I am pulling data from a website via NSURLConnection and stashing the received data away in an instance of NSMutableData. In the connectionDidFinishLoading delegate method the data is convert into a string with a call to NSString’s appropriate method:
NSString *result = [[NSString alloc] initWithData:data
encoding:NSUTF8StringEncoding]
The resulting string turns out to be a null. If I use the NSASCIIStringEncoding, however, I do obtain the appropriate string, albeit with unicode characters garbled up as expected. The server’s Content-Type header does not specify the UTF-8 encoding, but I have attempted a number of different websites with a similar scenario, and there string conversion happens just fine. It seems like the problem only pertains to the given web service but I have no clue why.

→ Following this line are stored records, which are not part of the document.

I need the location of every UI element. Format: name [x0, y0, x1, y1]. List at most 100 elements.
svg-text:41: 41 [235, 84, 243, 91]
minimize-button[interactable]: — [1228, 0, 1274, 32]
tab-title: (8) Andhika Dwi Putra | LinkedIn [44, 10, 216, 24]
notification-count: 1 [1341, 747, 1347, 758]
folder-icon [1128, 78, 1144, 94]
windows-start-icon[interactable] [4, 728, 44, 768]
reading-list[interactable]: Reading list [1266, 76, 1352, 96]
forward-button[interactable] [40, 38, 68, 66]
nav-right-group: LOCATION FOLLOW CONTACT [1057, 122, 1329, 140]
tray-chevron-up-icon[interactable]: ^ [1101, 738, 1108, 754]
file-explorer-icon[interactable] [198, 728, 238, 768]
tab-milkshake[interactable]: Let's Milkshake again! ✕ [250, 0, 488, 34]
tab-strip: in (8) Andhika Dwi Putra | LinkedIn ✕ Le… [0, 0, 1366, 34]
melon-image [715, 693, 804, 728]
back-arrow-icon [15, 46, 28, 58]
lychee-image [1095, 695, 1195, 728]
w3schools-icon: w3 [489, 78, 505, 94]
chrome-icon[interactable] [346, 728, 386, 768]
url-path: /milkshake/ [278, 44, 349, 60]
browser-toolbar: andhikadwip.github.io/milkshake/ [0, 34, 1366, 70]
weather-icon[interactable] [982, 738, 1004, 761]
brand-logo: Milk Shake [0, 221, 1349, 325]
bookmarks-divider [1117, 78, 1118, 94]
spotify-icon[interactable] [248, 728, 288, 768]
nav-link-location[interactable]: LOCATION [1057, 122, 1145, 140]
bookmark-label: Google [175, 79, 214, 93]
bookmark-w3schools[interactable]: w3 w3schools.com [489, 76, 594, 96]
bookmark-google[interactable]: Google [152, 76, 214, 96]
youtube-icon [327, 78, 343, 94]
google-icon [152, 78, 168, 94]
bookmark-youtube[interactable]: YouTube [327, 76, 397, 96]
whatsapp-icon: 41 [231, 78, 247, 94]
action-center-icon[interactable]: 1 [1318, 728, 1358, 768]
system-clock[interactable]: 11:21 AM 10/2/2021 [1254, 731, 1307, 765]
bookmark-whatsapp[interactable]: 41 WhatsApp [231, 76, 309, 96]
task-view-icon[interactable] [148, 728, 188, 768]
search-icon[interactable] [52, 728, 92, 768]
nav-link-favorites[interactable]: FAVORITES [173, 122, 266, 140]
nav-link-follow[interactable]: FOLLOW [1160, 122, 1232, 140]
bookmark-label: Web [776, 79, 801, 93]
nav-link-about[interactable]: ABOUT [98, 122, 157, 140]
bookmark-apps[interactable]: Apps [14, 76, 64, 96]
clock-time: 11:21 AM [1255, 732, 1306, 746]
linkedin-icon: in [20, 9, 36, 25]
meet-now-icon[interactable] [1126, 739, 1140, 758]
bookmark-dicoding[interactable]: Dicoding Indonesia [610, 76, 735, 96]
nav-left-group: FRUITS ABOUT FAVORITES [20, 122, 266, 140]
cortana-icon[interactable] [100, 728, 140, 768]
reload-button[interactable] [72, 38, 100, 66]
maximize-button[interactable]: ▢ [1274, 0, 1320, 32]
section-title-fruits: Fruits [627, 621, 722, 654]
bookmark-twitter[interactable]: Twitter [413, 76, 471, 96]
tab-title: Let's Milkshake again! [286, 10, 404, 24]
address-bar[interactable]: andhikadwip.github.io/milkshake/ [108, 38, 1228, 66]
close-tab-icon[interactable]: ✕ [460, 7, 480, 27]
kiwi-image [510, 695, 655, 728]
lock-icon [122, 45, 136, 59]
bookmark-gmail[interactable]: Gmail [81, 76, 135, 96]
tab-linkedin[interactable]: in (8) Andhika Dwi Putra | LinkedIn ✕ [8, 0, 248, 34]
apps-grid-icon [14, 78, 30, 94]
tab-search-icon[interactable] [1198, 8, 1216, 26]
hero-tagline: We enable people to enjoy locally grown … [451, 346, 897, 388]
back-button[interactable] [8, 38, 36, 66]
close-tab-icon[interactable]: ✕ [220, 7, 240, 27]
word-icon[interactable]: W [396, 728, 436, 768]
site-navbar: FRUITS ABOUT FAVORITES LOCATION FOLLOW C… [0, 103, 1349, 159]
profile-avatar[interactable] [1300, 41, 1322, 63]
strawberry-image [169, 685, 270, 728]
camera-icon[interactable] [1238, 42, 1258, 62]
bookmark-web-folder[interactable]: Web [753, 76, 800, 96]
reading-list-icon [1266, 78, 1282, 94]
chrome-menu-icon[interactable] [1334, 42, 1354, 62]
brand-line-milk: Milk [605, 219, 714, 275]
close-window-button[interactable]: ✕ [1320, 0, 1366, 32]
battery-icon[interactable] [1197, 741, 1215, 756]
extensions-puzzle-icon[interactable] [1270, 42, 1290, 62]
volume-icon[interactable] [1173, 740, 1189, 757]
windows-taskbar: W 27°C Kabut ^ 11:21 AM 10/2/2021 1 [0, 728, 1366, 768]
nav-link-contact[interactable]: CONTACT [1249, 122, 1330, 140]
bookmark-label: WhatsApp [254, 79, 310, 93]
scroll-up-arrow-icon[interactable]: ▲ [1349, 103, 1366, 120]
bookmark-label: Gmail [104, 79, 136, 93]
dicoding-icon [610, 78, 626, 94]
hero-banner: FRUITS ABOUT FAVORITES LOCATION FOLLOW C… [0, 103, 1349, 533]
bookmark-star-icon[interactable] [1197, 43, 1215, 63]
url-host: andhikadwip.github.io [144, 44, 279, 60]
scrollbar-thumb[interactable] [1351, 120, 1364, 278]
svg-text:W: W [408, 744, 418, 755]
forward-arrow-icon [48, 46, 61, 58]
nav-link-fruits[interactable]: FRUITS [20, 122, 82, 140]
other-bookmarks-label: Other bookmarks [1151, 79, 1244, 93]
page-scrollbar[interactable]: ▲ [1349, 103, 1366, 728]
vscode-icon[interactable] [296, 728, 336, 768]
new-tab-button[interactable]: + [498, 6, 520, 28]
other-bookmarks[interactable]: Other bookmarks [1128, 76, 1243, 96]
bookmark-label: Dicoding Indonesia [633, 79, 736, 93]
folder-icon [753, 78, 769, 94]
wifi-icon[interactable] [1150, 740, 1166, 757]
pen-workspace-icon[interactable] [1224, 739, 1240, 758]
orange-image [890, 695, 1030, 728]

On a side note, is pulling web pages and data from an API good practice, i.e. buffering the data, converting into a string, and manipulating the string afterwards?
Much appreciated!
You say that it “is definitely UTF-8”, but without a Content-Type header, you don’t really know that. (And even if you did have a header saying that, it could still be wrong.)
My guess is that your data is usually ASCII, which always parses correctly as UTF-8, but you sometimes are trying to parse data that’s actually encoded in ISO 8859-1 or Windows codepage 1252. Such data will generally be mostly ASCII, but with some bytes outside the 0–127 range ASCII defines. UTF-8 would expect such bytes to form a sequence of code units within a specified sequence of ranges, but in other encodings, any byte, regardless of value, is a complete character on its own. Trying to interpret non-ASCII non-UTF-8 data as UTF-8 will almost always get you either wrong results (wrong characters) or no results at all (cannot decode; decoder returns
nil), because the data was never encoded in UTF-8 in the first place.You should try UTF-8 first, and if it fails, use ISO 8859-1. If you’re letting the user retrieve any web page, you should let them change the encoding you use to decode the data, in case they discover that it was actually 8859-9 or codepage-1252 or some other 8-bit encoding.
If you’re downloading the data from a specific server, and especially if you have influence on what runs on that server, you should make it serve up an accurate Content-Type header and/or fix whatever bug is causing it to serve up text that isn’t in UTF-8.